After some more thinking, I feel like it the notion of total mass is intimately linked with the subset we consider. If we want to integrate (numerically) a measure on a set, do we define the measure on that set (as in Lebesgue(S)) or do we apply the measure to that set (as in (::Lebesgue)(S)) ? I think the second one makes more sense, but I would like @cscherrer's input
The purpose of this PR was to provide an easy way to normalize a measure, but I don't think this is the right approach. For example, suppose we have a measure μ that we want to normalize, and we know how to sample from the normalized measure, but we don't know the total mass. Then this approach will not work, since it relies on computing the total mass.
I've been experimenting with a Normalized measure that simply represents the normalized version of whatever measure it wraps: https://github.com/JuliaManifolds/ManifoldMeasures.jl/blob/main/src/normalized.jl You can see, for example, how it is used here: https://github.com/JuliaManifolds/ManifoldMeasures.jl/blob/55f1713df5257c0723c6f3ff09d51e985777bb34/src/hausdorff.jl#L140-L150. This allows us to avoid computing the logmass unless absolutely necessary.
After some more thinking, I feel like it the notion of total mass is intimately linked with the subset we consider. If we want to integrate (numerically) a measure on a set, do we define the measure on that set (as in
Lebesgue(S)) or do we apply the measure to that set (as in(::Lebesgue)(S)) ? I think the second one makes more sense, but I would like @cscherrer's input
I completely agree that for computing mass in general, we need a generic way to define sets, and it would be nice to be able to flexible hook into numerical integration packages for that. But because something like logmass could be called deep in some user code, we need to find a way for that user to specify parameters of the numerical integration algorithm.

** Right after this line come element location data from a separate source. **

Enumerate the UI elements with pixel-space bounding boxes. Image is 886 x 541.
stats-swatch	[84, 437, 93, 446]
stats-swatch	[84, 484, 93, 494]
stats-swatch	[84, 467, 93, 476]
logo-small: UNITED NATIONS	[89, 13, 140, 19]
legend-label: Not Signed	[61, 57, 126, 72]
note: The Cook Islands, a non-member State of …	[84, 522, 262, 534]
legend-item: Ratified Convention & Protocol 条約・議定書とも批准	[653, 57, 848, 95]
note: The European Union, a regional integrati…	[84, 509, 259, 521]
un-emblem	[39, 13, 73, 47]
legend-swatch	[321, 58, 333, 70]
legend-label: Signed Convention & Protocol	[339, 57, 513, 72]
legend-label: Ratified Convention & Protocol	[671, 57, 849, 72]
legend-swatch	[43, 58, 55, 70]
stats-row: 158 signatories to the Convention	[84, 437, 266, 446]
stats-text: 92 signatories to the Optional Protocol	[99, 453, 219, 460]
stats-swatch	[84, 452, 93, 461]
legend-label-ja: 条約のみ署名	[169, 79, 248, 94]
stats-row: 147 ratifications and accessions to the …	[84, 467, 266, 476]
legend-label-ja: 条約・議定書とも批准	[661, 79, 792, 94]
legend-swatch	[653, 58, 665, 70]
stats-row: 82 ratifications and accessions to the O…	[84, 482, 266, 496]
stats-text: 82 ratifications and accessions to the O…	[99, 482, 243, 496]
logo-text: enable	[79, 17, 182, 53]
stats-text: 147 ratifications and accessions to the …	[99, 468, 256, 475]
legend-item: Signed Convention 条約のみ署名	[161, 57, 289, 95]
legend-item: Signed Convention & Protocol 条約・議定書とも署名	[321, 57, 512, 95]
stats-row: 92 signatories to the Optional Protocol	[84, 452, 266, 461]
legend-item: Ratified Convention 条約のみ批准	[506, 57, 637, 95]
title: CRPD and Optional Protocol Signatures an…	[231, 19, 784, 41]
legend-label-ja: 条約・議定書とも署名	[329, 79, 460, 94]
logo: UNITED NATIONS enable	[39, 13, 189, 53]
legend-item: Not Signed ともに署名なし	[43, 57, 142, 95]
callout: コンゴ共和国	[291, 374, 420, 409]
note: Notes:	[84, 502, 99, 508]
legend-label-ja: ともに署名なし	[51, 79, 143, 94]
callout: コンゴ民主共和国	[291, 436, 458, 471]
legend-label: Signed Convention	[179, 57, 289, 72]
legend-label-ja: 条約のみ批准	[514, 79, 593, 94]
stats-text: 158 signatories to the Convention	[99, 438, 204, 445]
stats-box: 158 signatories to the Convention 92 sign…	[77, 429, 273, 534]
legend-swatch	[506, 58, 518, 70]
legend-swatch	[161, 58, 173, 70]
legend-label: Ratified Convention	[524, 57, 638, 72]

Yes, I think these are two different things. For a measure μ, I think it makes sense to ask for μ(S) for some set S. For a point process, S might be a Set (if we have exchangability), or maybe an iterable.
Otherwise, we need to be a little restrictive, since things can get out of hand. I do think there are some things we can do for manifolds or measures dominated by Lebesgue measure, moslty in terms of intervals.
IntervalSets is very lightweight, so I think we could depend on that. Beyond that, there's lots of great stuff in JuliaIntervals that we could get to through an extension package. Those (at least mostly) don't depend on IntervalSets, but a conversion should be very easy.
So where does that leave us? I'm a bit lost as to what to implement
Sounds like we collectively need to get in sync. I'll write a summary on Zulip, and we can talk some more about a broad view of where we're heading.